On teaching world religions

The perfectionist and idealist in me will not permit me to simply teach a class in which the units are simply divided among the different great religious traditions of the world. In my opinion, strongly held, such an approach can only do damage to the ideological presuppositions of a high school teenager.

And besides, it would be bad pedagogy.

One thing that I am learning through experience is that teachers are not meant merely, or even primarily, to pass along information to their students. It is not data, but skills that are the most important product of a school.
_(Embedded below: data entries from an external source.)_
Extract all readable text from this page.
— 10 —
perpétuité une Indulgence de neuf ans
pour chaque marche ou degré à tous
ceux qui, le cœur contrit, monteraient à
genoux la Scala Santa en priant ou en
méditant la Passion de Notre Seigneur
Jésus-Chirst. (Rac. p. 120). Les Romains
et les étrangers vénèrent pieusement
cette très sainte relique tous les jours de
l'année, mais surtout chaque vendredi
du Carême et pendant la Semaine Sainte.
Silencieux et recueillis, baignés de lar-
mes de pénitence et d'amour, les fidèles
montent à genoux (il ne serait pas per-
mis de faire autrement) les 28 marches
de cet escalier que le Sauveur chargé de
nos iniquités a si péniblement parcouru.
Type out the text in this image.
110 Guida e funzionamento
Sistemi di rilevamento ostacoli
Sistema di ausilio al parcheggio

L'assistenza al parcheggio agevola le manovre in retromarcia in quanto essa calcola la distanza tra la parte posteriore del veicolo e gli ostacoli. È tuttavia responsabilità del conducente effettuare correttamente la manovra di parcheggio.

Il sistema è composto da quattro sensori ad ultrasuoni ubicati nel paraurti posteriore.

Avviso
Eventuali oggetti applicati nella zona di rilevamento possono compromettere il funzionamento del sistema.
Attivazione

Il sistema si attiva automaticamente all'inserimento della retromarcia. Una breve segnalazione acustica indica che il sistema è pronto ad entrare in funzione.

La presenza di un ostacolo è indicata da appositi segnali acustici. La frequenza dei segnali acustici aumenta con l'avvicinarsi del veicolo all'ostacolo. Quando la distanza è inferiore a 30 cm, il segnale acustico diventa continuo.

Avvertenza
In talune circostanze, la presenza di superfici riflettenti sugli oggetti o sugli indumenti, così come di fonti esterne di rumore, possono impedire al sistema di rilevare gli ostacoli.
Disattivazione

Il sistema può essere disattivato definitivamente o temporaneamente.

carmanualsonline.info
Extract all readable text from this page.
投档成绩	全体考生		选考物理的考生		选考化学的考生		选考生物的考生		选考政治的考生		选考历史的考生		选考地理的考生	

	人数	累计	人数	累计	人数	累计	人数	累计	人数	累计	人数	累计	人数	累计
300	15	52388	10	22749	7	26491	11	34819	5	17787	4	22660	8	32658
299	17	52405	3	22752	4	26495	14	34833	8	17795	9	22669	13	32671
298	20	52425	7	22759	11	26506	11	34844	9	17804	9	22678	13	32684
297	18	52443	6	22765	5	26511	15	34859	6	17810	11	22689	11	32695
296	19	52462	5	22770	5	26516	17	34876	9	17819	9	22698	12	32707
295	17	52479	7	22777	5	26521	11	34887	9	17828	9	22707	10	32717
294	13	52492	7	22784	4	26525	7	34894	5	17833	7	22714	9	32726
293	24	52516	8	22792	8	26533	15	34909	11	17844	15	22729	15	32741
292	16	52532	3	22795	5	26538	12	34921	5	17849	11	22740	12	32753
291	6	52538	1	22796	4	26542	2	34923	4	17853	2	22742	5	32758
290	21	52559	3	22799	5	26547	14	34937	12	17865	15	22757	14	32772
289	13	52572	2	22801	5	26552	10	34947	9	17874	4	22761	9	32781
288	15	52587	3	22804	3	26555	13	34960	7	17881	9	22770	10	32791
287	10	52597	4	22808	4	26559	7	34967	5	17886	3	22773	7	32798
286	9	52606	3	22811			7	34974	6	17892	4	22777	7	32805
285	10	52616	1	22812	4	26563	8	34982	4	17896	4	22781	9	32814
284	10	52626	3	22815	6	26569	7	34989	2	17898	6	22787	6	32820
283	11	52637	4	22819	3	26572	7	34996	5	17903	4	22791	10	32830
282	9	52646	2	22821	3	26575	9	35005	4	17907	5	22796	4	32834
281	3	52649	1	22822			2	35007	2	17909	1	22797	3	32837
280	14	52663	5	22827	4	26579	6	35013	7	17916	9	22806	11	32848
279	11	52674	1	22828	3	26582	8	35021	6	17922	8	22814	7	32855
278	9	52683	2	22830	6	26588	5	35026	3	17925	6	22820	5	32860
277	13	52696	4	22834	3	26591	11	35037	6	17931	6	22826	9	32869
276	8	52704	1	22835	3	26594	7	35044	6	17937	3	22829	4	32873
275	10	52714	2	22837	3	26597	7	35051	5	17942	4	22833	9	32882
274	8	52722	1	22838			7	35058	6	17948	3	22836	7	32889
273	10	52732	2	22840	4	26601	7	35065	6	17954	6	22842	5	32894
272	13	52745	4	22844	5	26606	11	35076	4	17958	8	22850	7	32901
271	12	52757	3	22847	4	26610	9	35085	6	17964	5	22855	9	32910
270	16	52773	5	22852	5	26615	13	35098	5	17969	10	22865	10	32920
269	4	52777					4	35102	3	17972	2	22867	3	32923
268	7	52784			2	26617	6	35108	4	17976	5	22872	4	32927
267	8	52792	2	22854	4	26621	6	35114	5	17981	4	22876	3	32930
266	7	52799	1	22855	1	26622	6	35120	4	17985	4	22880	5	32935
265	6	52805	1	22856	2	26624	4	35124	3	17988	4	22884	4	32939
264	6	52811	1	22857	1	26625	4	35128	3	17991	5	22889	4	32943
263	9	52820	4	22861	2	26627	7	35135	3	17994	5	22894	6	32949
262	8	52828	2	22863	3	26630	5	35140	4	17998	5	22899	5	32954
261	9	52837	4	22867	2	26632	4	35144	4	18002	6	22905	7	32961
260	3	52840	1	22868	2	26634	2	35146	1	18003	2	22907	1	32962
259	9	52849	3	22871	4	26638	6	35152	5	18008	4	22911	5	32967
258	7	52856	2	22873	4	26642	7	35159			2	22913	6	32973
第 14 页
While the skill set involved in a "sacraments" class is limited, especially in a pluralistic environment (my class could legitimately be renamed "sacraments appreciation"), the skill set involved in a world-religions course is more robust. Frankly, there are those in society that can speak intelligently about religion, and those who cannot. The difference hinges on one's factual knowledge, but that is not the only thing. There are at least two others:
  • a willingness and ability to enter into the experience, cares, and hopes of a community belonging to another religious tradition, as well one's own (or the tradition of one's family).
  • a grounding of the knowledge of world religions in a critical and philosophical understanding of religion and truth, which excludes prima facie neither the relevance of any particular tradition, nor the legitimacy of radical fidelity to a single tradition.
The second point perhaps needs clarification. In brief, it might be summarized as the stressing of a relatively recent philosophical discovery: that secularism (in the form of agnosticism, materialism, pluralism, or any other non-practice or non-belief) is not inherently more "objective" in its view of the world's religions than any other religious tradition.

Secularism does not correspond to the absence of bias and irrational belief that popular culture has assigned to it. It is not a "safe haven" from superstition, from unproven and unprovable doctrines, or error, any more than religious belief. Like a religion, western secularism has a foundation of doctrines which are not based on the scientific method; however, unlike religion, secularism is based on the prejudice in favor of constricting all knowledge to the scientific method.

Whether one is biased or not, intolerant or not, fair or not, ignorant or not, has less to do with whether one is religious, or with what tradition they cling to, than it does with how well they have developed the skill set of investigation, exploration, and understanding of religions--not to mention the virtues of patience, empathy, openness, and faith.

To be sure, not all traditions, including western secularism, lend themselves equally well to the task of learning about world religions. Coincidentally, both secularism and Christianity lobby the same critique at each other with respect to this task: neither can ultimately enter into the pluralistic arena with the serious intention of accepting another tradition as being true (at least in a way that would leave their own founding dogmas to be false). Both of these ideological starting points, as well as all others universally, begin by assessing the world's traditions in terms of how closely they represent values akin to one's own. Thus secularism will show appreciation for Buddhism's inherent synchretism, tolerance, and pantheism; while Christianity will appreciate Buddhism's monastic tradition, its relativization of worldly goods, and its ancient philosophical pedigree; but both will find something to disagree with.